Diğer predispozan faktör olan mekanik ventilasyon yönünden alınan önlem hastanın vital bulgularının stabil olduktan hemen sonra ekstübe edilmesi olmuştur. Genel anlamda kliniğimizde uygulanan yaklaşım hastaların gerek hemodinami yönünden, gerekse kanama yönünden stabilleşmesini takiben mekanik ventilasyondan ayrılmasıdır. Bu nedenle bu olguda değişik bir yaklaşım uygulanmamış, ancak işlemin hızlandırılması özellikle hedeflenmiştir.

Pituiter apopleksinin tedavisinde erken tanı ve hızlı müdahale esastır ve hiçbir semptom veya bulgu önemsiz kabul edilmemelidir. Bu nedenle postoperatif dönemde düzenli olarak nöroloji, nöroşirürji, göz ve endokrinoloji bölümlerince vizitleri sağlanmış, pituiter apopleksi yönünden özellikle değerlendirilmesi gerçekleştirilmiştir.

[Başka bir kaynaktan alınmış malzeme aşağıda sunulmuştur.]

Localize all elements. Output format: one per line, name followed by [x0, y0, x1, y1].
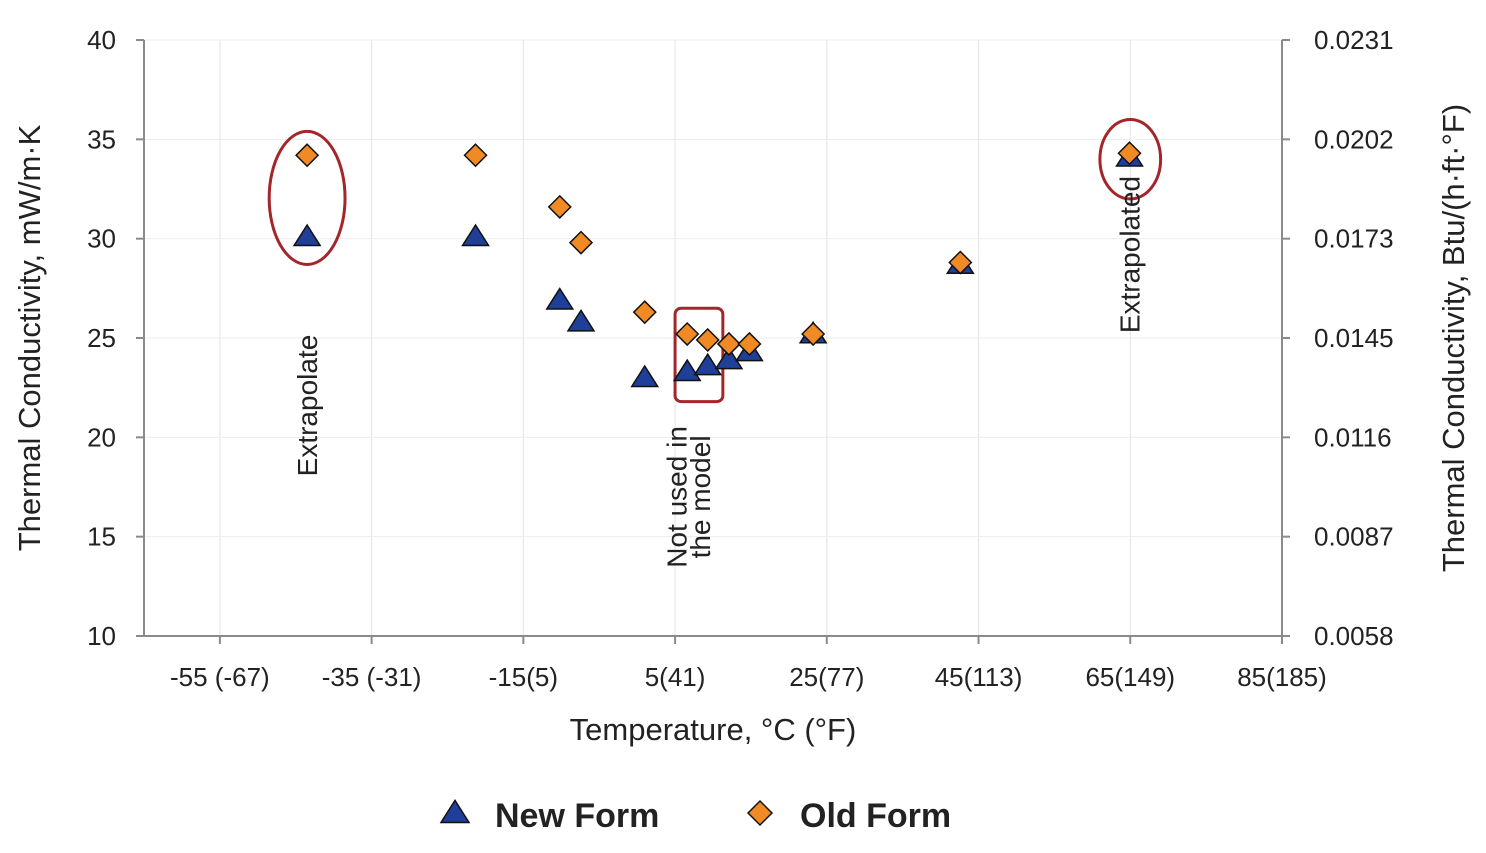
new-form-point	[566, 309, 596, 332]
x-tick-label: 65(149)	[1085, 662, 1175, 692]
data-points	[292, 141, 1144, 388]
y2-tick-label: 0.0145	[1314, 323, 1394, 353]
annotation-label: the model	[685, 435, 716, 558]
legend-old-form-marker	[746, 799, 774, 827]
x-tick-label: -35 (-31)	[322, 662, 422, 692]
legend: New Form Old Form	[439, 797, 951, 835]
highlight-rect	[673, 306, 725, 404]
legend-new-form-label: New Form	[495, 797, 659, 835]
x-tick-label: 85(185)	[1237, 662, 1327, 692]
old-form-point	[632, 300, 657, 325]
y2-tick-label: 0.0173	[1314, 224, 1394, 254]
old-form-point	[801, 321, 826, 347]
y-axis-title: Thermal Conductivity, mW/m·K	[12, 124, 47, 551]
new-form-point	[545, 287, 575, 310]
axes	[136, 39, 1290, 644]
annotation-label: Extrapolated	[1115, 176, 1146, 333]
y2-tick-label: 0.0058	[1314, 621, 1394, 651]
old-form-point	[547, 194, 572, 219]
y-tick-label: 25	[87, 323, 116, 353]
legend-new-form-marker	[439, 799, 471, 824]
new-form-point	[292, 223, 322, 247]
x-tick-label: -55 (-67)	[170, 662, 270, 692]
old-form-point	[675, 321, 700, 347]
legend-old-form-label: Old Form	[800, 797, 951, 835]
new-form-point	[714, 346, 744, 370]
old-form-point	[463, 143, 488, 168]
new-form-point	[672, 358, 702, 382]
y-tick-label: 30	[87, 224, 116, 254]
y-tick-label: 10	[87, 621, 116, 651]
gridlines	[144, 39, 1283, 637]
x-tick-label: 25(77)	[789, 662, 864, 692]
tick-labels: 10 15 20 25 30 35 40 0.0058 0.0087 0.0116 0.0145 0.…	[87, 25, 1393, 692]
old-form-point	[948, 250, 973, 275]
new-form-point	[461, 223, 490, 247]
new-form-point	[693, 352, 723, 376]
highlight-ellipse	[1098, 117, 1163, 201]
y2-tick-label: 0.0202	[1314, 124, 1394, 154]
y2-tick-label: 0.0231	[1314, 25, 1394, 55]
old-form-point	[695, 327, 720, 353]
old-form-point	[737, 331, 762, 357]
x-tick-label: -15(5)	[489, 662, 558, 692]
annotation-label: Not used in	[662, 426, 693, 568]
x-axis-title: Temperature, °C (°F)	[570, 712, 857, 747]
y-tick-label: 15	[87, 522, 116, 552]
new-form-point	[630, 364, 660, 388]
y2-axis-title: Thermal Conductivity, Btu/(h·ft·°F)	[1436, 104, 1471, 572]
highlight-shapes	[267, 117, 1163, 404]
y2-tick-label: 0.0087	[1314, 522, 1394, 552]
old-form-point	[568, 230, 594, 255]
old-form-point	[716, 331, 741, 357]
old-form-point	[1117, 141, 1142, 166]
y-tick-label: 40	[87, 25, 116, 55]
y2-tick-label: 0.0116	[1314, 422, 1392, 452]
x-tick-label: 5(41)	[645, 662, 706, 692]
annotation-label: Extrapolate	[292, 335, 323, 477]
y-tick-label: 35	[87, 124, 116, 154]
old-form-point	[295, 143, 320, 168]
highlight-ellipse	[267, 129, 347, 266]
y-tick-label: 20	[87, 422, 116, 452]
x-tick-label: 45(113)	[935, 662, 1023, 692]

Pituiter apopleksi tedavisinde cerrahi dekompresyon tartışmalıdır. Buna karşılık ağır oftalmik bozukluklar veya şuur kaybı, hipotalamik hasar gibi progresyon belirlenmişse cerrahi dekompresyon indikedir. Pituiter apopleksi prognozu son 30 yıl içinde gerek cerrahi tedavideki ilerlemeler, gerekse endokrin tedavideki gelişmeler sayesinde belirgin olarak düzelmiştir. 1970’den beri pituiter apoplekside operatif mortalited % 6.7 olarak rapor edilmiştir [1].

Sonuç olarak pituiter adenomlu hastalarda perioperatif değerlendirmenin titizlikle yapılması ve olası pituiter apopleksinin erken tanısı ve tedavisi kaydı ile açık kalp cerrahisinin emin olarak yapılabileceği söylenebilir.